Even though a theme park can open its gates without the following software solutions, they should not be dismissed. Once the core functions are set and running, take a look at the valuable programs that can help you better connect with your guests, learn about them, and use the data to drive revenue up and drive down costs.
Guest surveys. Receiving feedback from your guests on a regular basis helps to identify trends and friction points in your guest experience. This allows you to build better relationships with your guests and learn about the top priorities that need to be addressed.
CRM. Customer relationship management allows you to begin the conversation with guests prior to their arrival and continue engagement long after departure. This is the best way to promote future events, suggest upgrading to an annual or season pass, and transition a first-time visitor to a loyal advocate.
Visitor management.

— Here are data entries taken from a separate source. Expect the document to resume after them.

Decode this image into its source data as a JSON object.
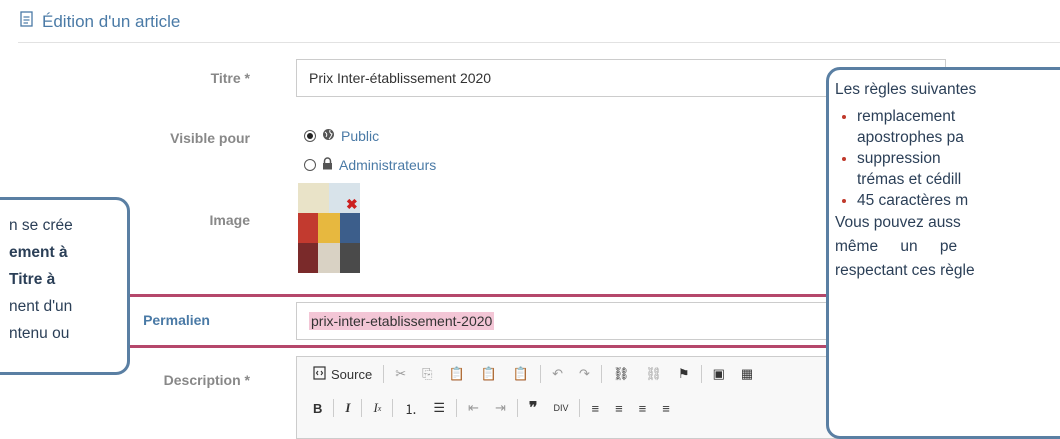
{
  "header": {
    "title": "Édition d'un article",
    "icon": "document-icon"
  },
  "form": {
    "title_label": "Titre *",
    "title_value": "Prix Inter-établissement 2020",
    "visibility_label": "Visible pour",
    "visibility_options": [
      {
        "label": "Public",
        "icon": "globe-icon",
        "checked": true
      },
      {
        "label": "Administrateurs",
        "icon": "lock-icon",
        "checked": false
      }
    ],
    "image_label": "Image",
    "permalink_label": "Permalien",
    "permalink_value": "prix-inter-etablissement-2020",
    "description_label": "Description *",
    "source_label": "Source"
  },
  "callout_left": {
    "lines": [
      "n se crée",
      "ement à",
      "Titre à",
      "nent d'un",
      "ntenu ou"
    ]
  },
  "callout_right": {
    "intro": "Les règles suivantes",
    "rules": [
      "remplacement",
      "apostrophes pa",
      "suppression",
      "trémas et cédill",
      "45 caractères m"
    ],
    "outro1": "Vous pouvez auss",
    "outro2": "même un pe",
    "outro3": "respectant ces règle"
  },
  "colors": {
    "accent": "#4a7aa6",
    "callout_border": "#5a7fa3",
    "highlight_border": "#b5476b",
    "highlight_fill": "#f3c6d6"
  }
}
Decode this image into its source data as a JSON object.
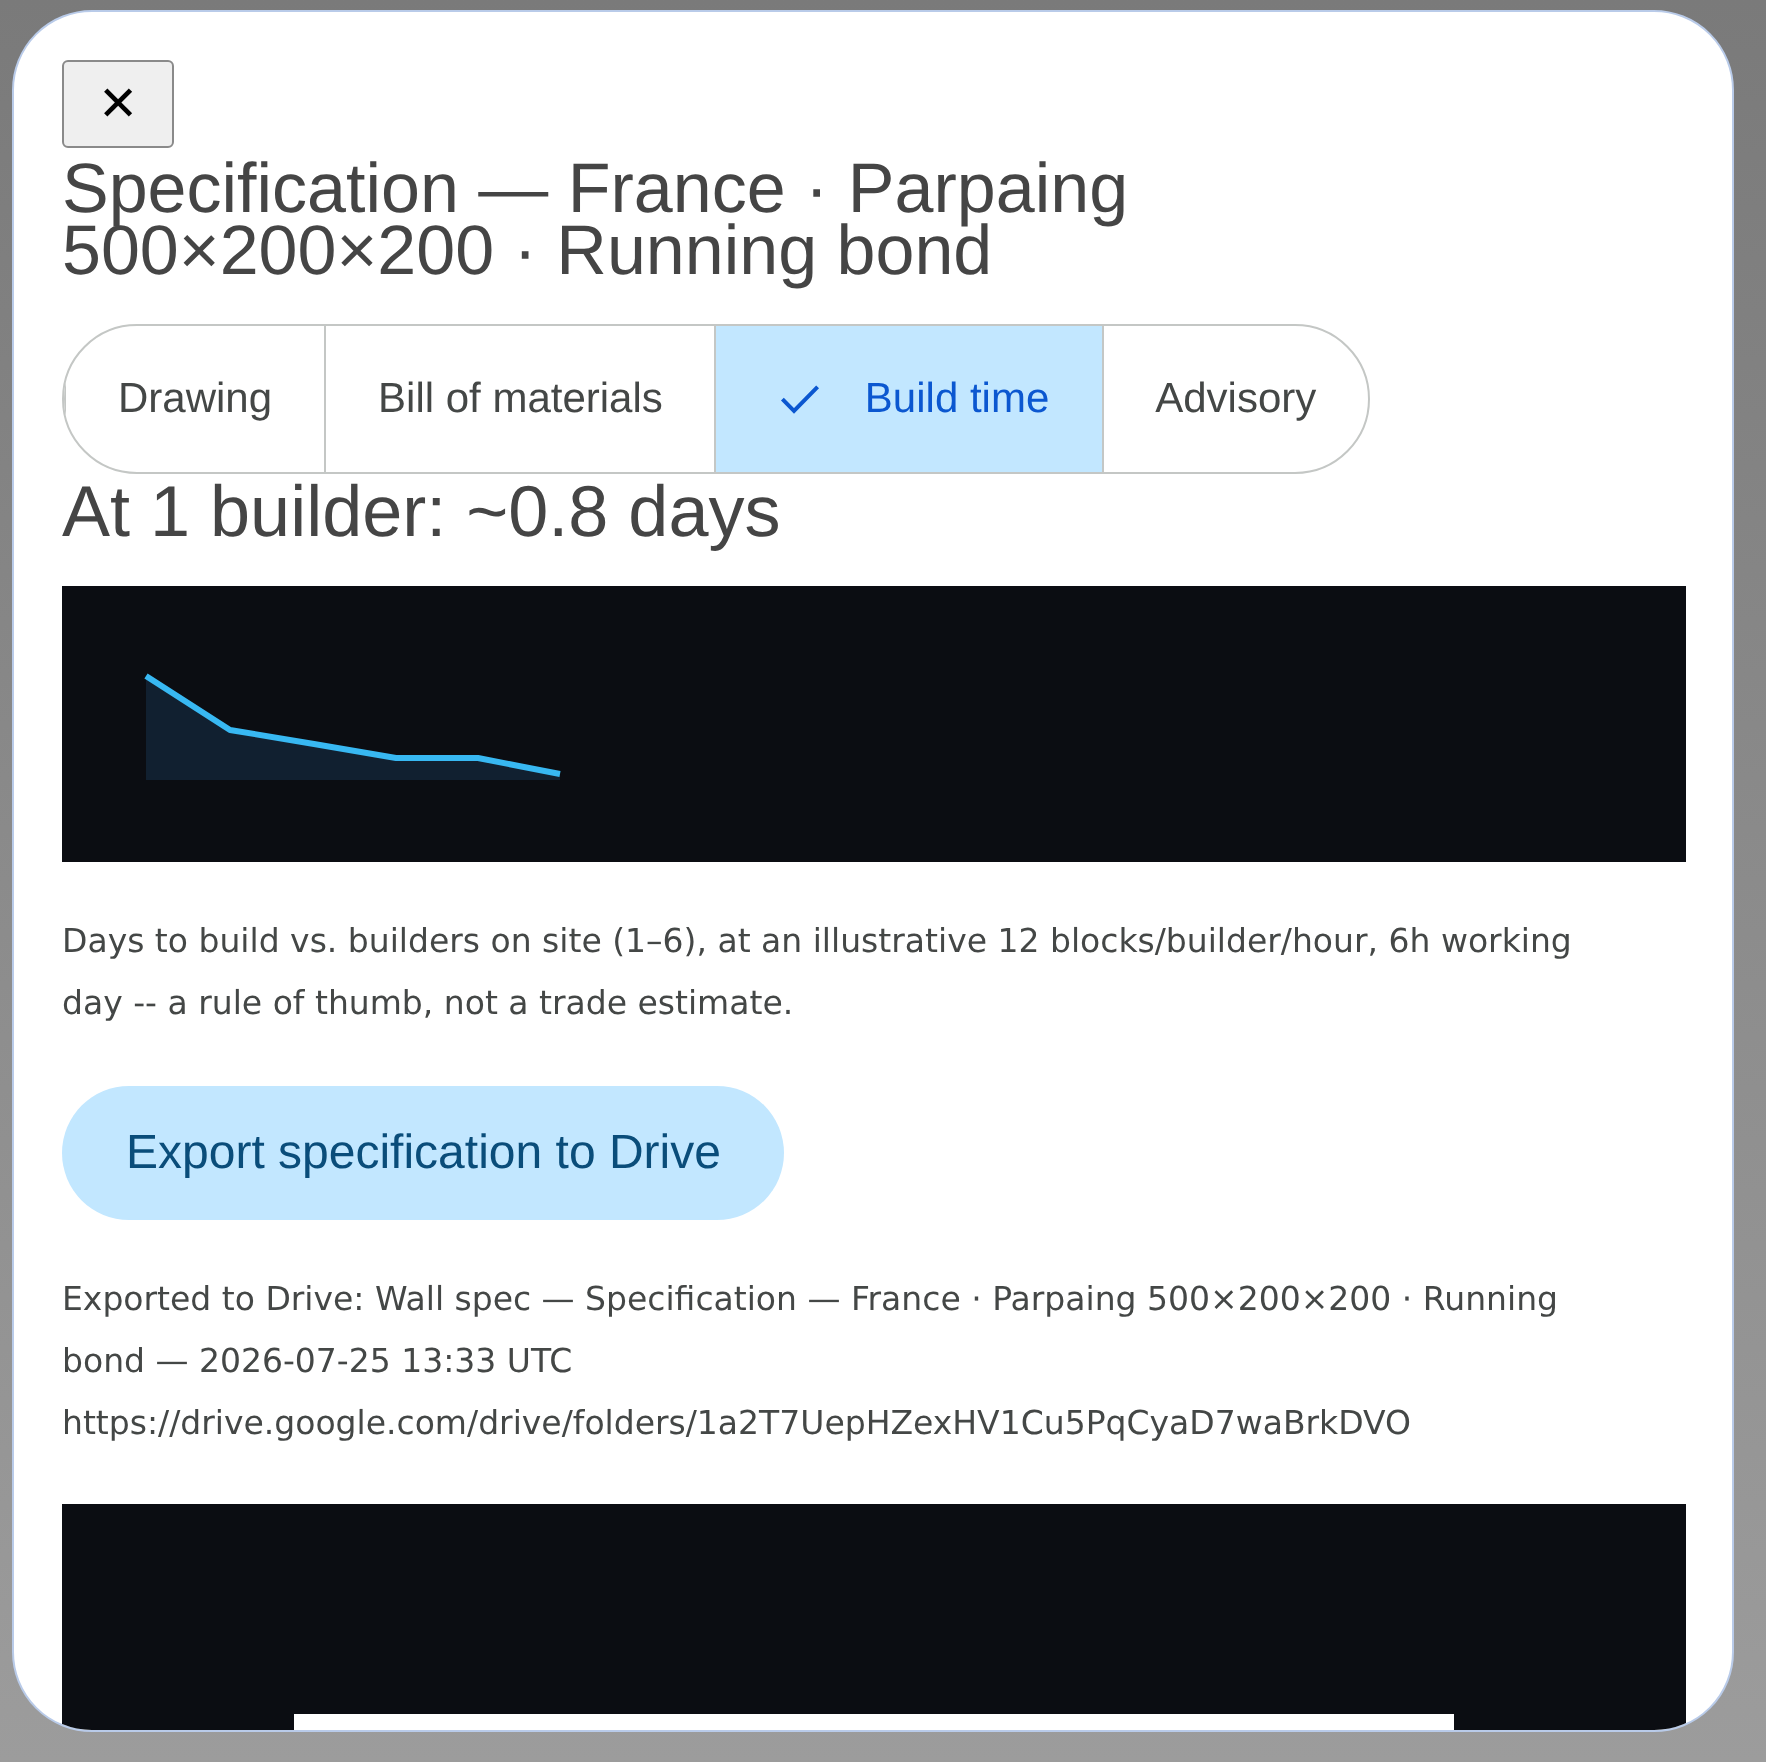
{
  "dialog": {
    "close_button": "✕",
    "title": "Specification — France · Parpaing 500×200×200 · Running bond",
    "tabs": [
      {
        "label": "Drawing",
        "selected": false
      },
      {
        "label": "Bill of materials",
        "selected": false
      },
      {
        "label": "Build time",
        "selected": true
      },
      {
        "label": "Advisory",
        "selected": false
      }
    ],
    "summary": "At 1 builder: ~0.8 days",
    "caption": "Days to build vs. builders on site (1–6), at an illustrative 12 blocks/builder/hour, 6h working day -- a rule of thumb, not a trade estimate.",
    "export_button": "Export specification to Drive",
    "export_status": "Exported to Drive: Wall spec — Specification — France · Parpaing 500×200×200 · Running bond — 2026-07-25 13:33 UTC",
    "export_url": "https://drive.google.com/drive/folders/1a2T7UepHZexHV1Cu5PqCyaD7waBrkDVO"
  }
}
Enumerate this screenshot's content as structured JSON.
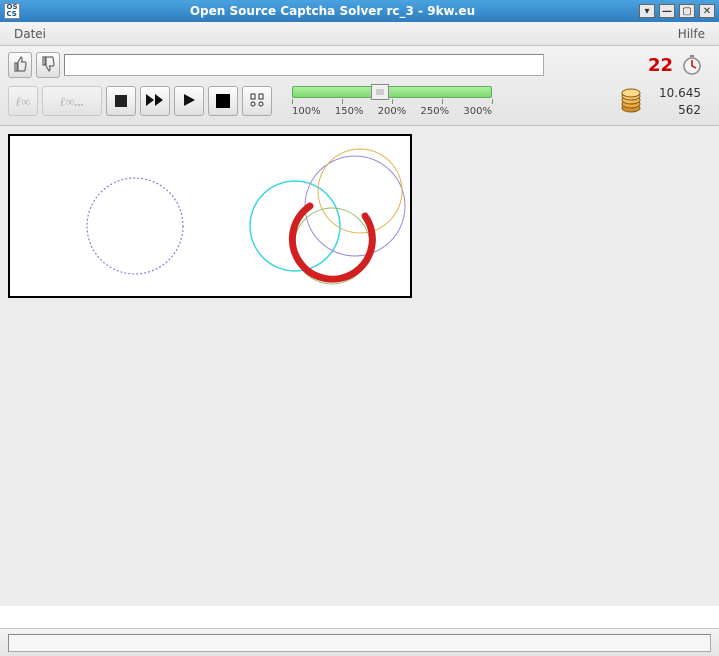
{
  "window": {
    "title": "Open Source Captcha Solver rc_3 - 9kw.eu"
  },
  "menu": {
    "file": "Datei",
    "help": "Hilfe"
  },
  "answer": {
    "value": "",
    "placeholder": ""
  },
  "countdown": "22",
  "stats": {
    "balance": "10.645",
    "solved": "562"
  },
  "zoom": {
    "labels": [
      "100%",
      "150%",
      "200%",
      "250%",
      "300%"
    ],
    "position_percent": 44
  },
  "icons": {
    "thumbs_up": "thumbs-up-icon",
    "thumbs_down": "thumbs-down-icon",
    "skip": "skip-icon",
    "skip_all": "skip-all-icon",
    "stop_small": "stop-small-icon",
    "fast_forward": "fast-forward-icon",
    "play": "play-icon",
    "stop": "stop-icon",
    "settings": "settings-icon",
    "timer": "timer-icon",
    "coins": "coins-icon"
  }
}
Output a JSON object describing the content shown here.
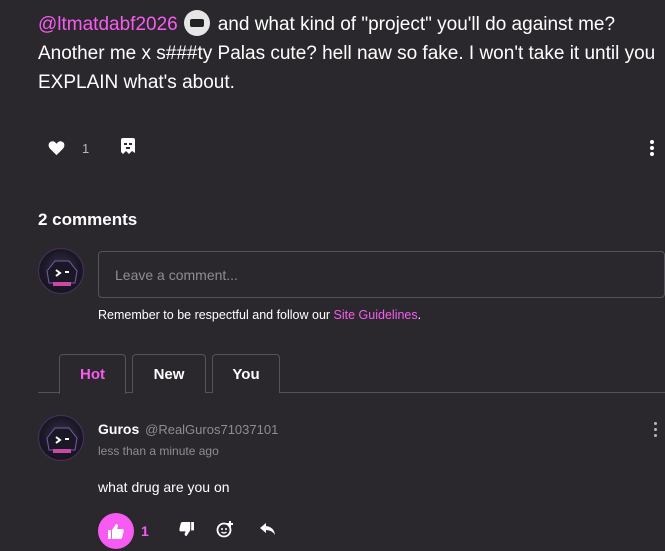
{
  "post": {
    "mention": "@ltmatdabf2026",
    "text": "and what kind of \"project\" you'll do against me? Another me x s###ty Palas cute? hell naw so fake. I won't take it until you EXPLAIN what's about.",
    "like_count": "1"
  },
  "comments": {
    "title": "2 comments",
    "input_placeholder": "Leave a comment...",
    "guidelines_prefix": "Remember to be respectful and follow our ",
    "guidelines_link": "Site Guidelines",
    "guidelines_suffix": ".",
    "tabs": [
      "Hot",
      "New",
      "You"
    ]
  },
  "comment": {
    "username": "Guros",
    "handle": "@RealGuros71037101",
    "time": "less than a minute ago",
    "text": "what drug are you on",
    "like_count": "1"
  },
  "colors": {
    "accent": "#f85bf2",
    "background": "#2a282d",
    "border": "#55525a"
  },
  "icons": [
    "heart-icon",
    "dislike-ghost-icon",
    "more-vert-icon",
    "thumbs-up-icon",
    "thumbs-down-icon",
    "add-reaction-icon",
    "reply-icon"
  ]
}
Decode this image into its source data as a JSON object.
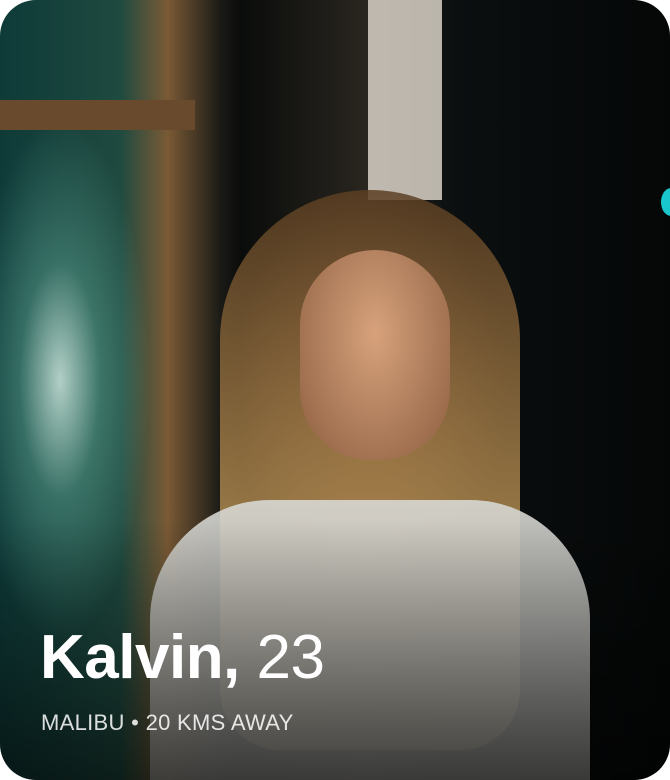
{
  "profile": {
    "name": "Kalvin,",
    "age": "23",
    "location": "MALIBU",
    "separator": "•",
    "distance": "20 KMS AWAY"
  },
  "colors": {
    "accent": "#18c6cc",
    "text": "#ffffff"
  }
}
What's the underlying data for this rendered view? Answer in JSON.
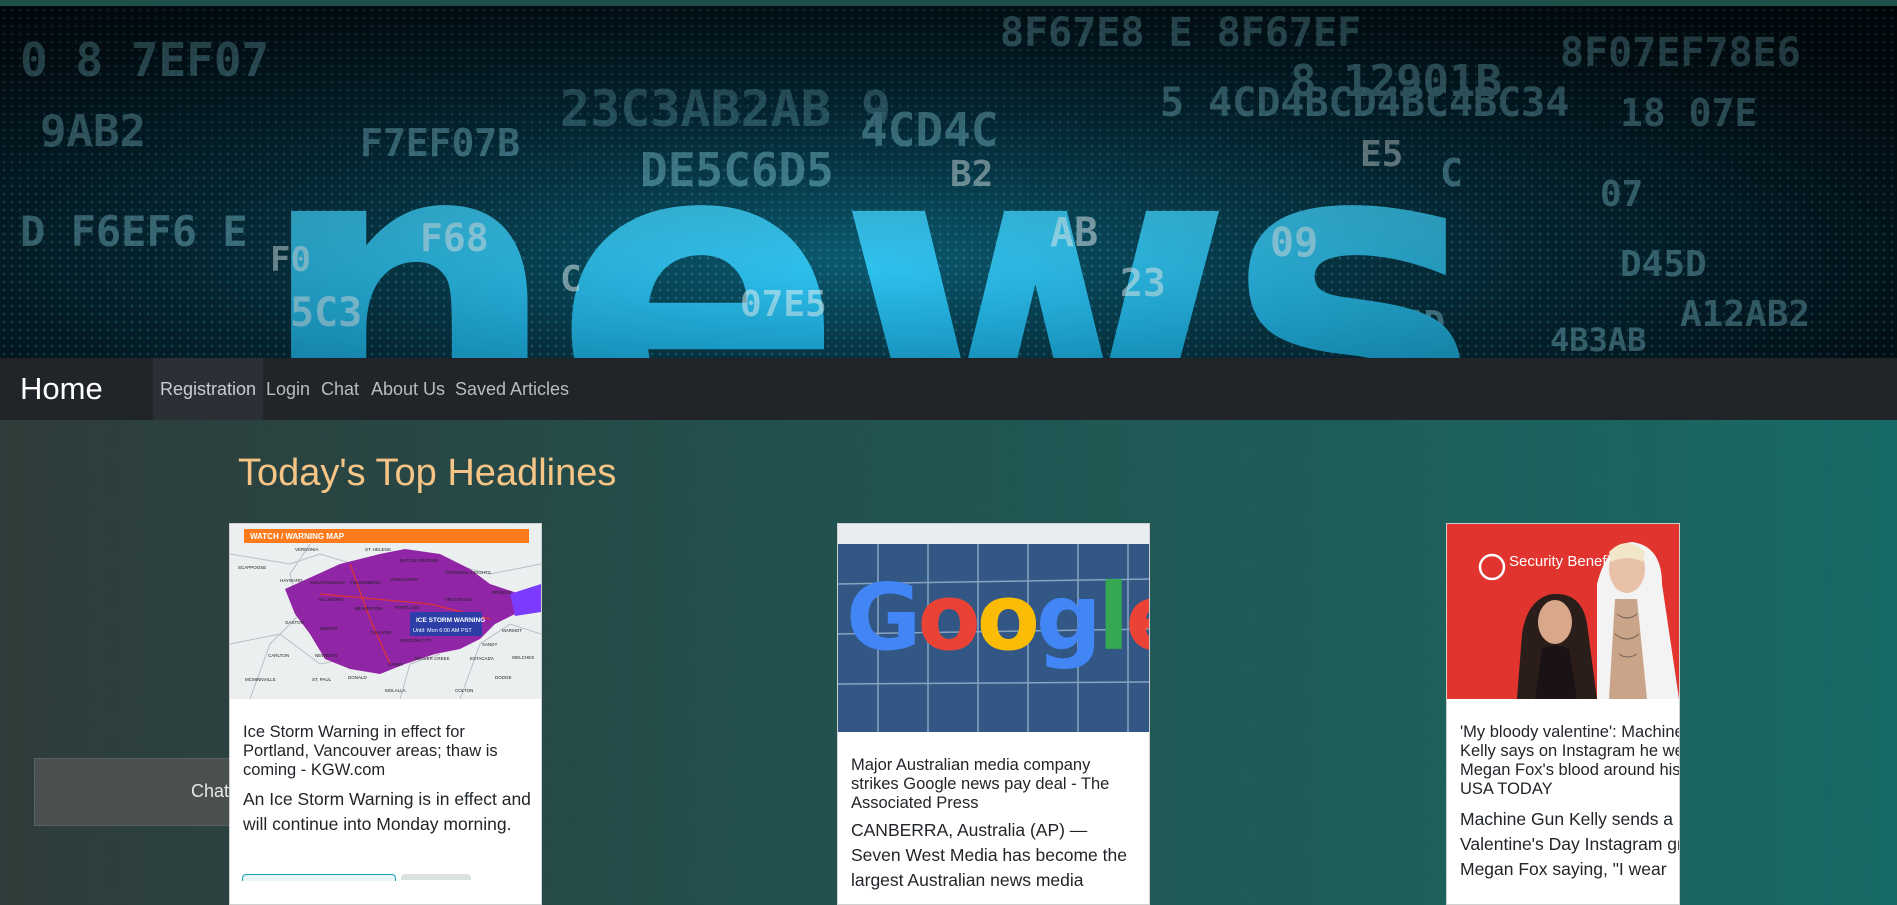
{
  "banner": {
    "word": "news",
    "alt": "news banner"
  },
  "navbar": {
    "brand": "Home",
    "items": [
      "Registration",
      "Login",
      "Chat",
      "About Us",
      "Saved Articles"
    ]
  },
  "main": {
    "heading": "Today's Top Headlines",
    "chat_label": "Chat",
    "cards": [
      {
        "title": "Ice Storm Warning in effect for Portland, Vancouver areas; thaw is coming - KGW.com",
        "description": "An Ice Storm Warning is in effect and will continue into Monday morning.",
        "image": "ice-storm-warning-map",
        "image_text": {
          "header": "WATCH / WARNING MAP",
          "warning_label": "ICE STORM WARNING",
          "warning_until": "Until: Mon 6:00 AM PST",
          "places": [
            "VERNONIA",
            "ST. HELENS",
            "BATTLE GROUND",
            "SCAPPOOSE",
            "CRESWELL HEIGHTS",
            "HAYWARD",
            "MOUNTAINDALE",
            "FOLKENBERG",
            "VANCOUVER",
            "TROUTDALE",
            "HILLSBORO",
            "BEAVERTON",
            "PORTLAND",
            "GASTON",
            "MIDWAY",
            "TUALATIN",
            "OREGON CITY",
            "BEAVER CREEK",
            "ESTACADA",
            "CARLTON",
            "NEWBERG",
            "CANBY",
            "MCMINNVILLE",
            "ST. PAUL",
            "DONALD",
            "MOLALLA",
            "COLTON",
            "DODGE",
            "MARMOT",
            "PRINDLE",
            "WELCHES",
            "SANDY"
          ]
        }
      },
      {
        "title": "Major Australian media company strikes Google news pay deal - The Associated Press",
        "description": "CANBERRA, Australia (AP) — Seven West Media has become the largest Australian news media",
        "image": "google-building-logo",
        "image_text": {
          "logo": "Google"
        }
      },
      {
        "title": "'My bloody valentine': Machine Gun Kelly says on Instagram he wears Megan Fox's blood around his neck - USA TODAY",
        "description": "Machine Gun Kelly sends a Valentine's Day Instagram greeting to Megan Fox saying, \"I wear",
        "image": "celebrity-couple-photo",
        "image_text": {
          "backdrop": "Security Benefit"
        }
      }
    ]
  },
  "colors": {
    "heading": "#f6c586",
    "navbar": "#212529",
    "accent": "#17a2b8",
    "neon_blue": "#25c8f0"
  }
}
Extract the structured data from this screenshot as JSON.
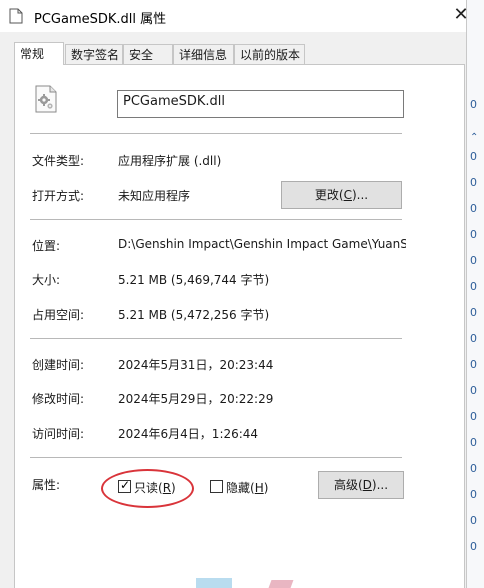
{
  "window": {
    "title": "PCGameSDK.dll 属性",
    "close_glyph": "✕"
  },
  "tabs": [
    {
      "label": "常规",
      "active": true
    },
    {
      "label": "数字签名",
      "active": false
    },
    {
      "label": "安全",
      "active": false
    },
    {
      "label": "详细信息",
      "active": false
    },
    {
      "label": "以前的版本",
      "active": false
    }
  ],
  "general": {
    "file_name": "PCGameSDK.dll",
    "file_type_label": "文件类型:",
    "file_type_value": "应用程序扩展 (.dll)",
    "open_with_label": "打开方式:",
    "open_with_value": "未知应用程序",
    "change_button_text": "更改(",
    "change_button_key": "C",
    "change_button_tail": ")...",
    "location_label": "位置:",
    "location_value": "D:\\Genshin Impact\\Genshin Impact Game\\YuanSh",
    "size_label": "大小:",
    "size_value": "5.21 MB (5,469,744 字节)",
    "size_on_disk_label": "占用空间:",
    "size_on_disk_value": "5.21 MB (5,472,256 字节)",
    "created_label": "创建时间:",
    "created_value": "2024年5月31日，20:23:44",
    "modified_label": "修改时间:",
    "modified_value": "2024年5月29日，20:22:29",
    "accessed_label": "访问时间:",
    "accessed_value": "2024年6月4日，1:26:44",
    "attributes_label": "属性:",
    "readonly_text": "只读(",
    "readonly_key": "R",
    "readonly_tail": ")",
    "readonly_checked": true,
    "hidden_text": "隐藏(",
    "hidden_key": "H",
    "hidden_tail": ")",
    "hidden_checked": false,
    "advanced_button_text": "高级(",
    "advanced_button_key": "D",
    "advanced_button_tail": ")..."
  },
  "background_window": {
    "chars": [
      "0",
      "0",
      "0",
      "0",
      "0",
      "0",
      "0",
      "0",
      "0",
      "0",
      "0",
      "0",
      "0",
      "0",
      "0",
      "0",
      "0"
    ]
  },
  "colors": {
    "highlight_oval": "#d9343a"
  }
}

Understanding guest flow, areas of congestion, and other passive behaviors give you the knowledge you need to optimize your staff, strategically relocate mobile carts, and understand where future attractions, kiosks, or restrooms should be placed.
Reputation management. The offsite component of the guest experience is critical to marketing. A reputation management software scours the internet for where people are talking about you, both good and bad, which enables you to respond quickly when a figurative fire needs to be put out online.
Self-Service Kiosks. While online ticketing is mission-critical, self-service kiosks should be considered to enhance your onsite ticket sales. Positioning self-service kiosks adjacent to your staffed ticket windows can reduce wait time and decrease labor expenses, allowing you to effectively do more with less.
Mobile app. Does your park have an app? Even though most theme park professionals would agree that they don’t want guests walking around the park and staring at their phones all day, a mobile app can help guests with wayfinding, hours of operations, length of queues, and other information that they may need to search for or ask a staff member. Ultimately, an app can actually help them be more present during their visit.
As you review this list, what else comes to mind? What do you consider to be mission-critical and what do you find to be a valuable addition to ensuring the most successful operation of a theme park?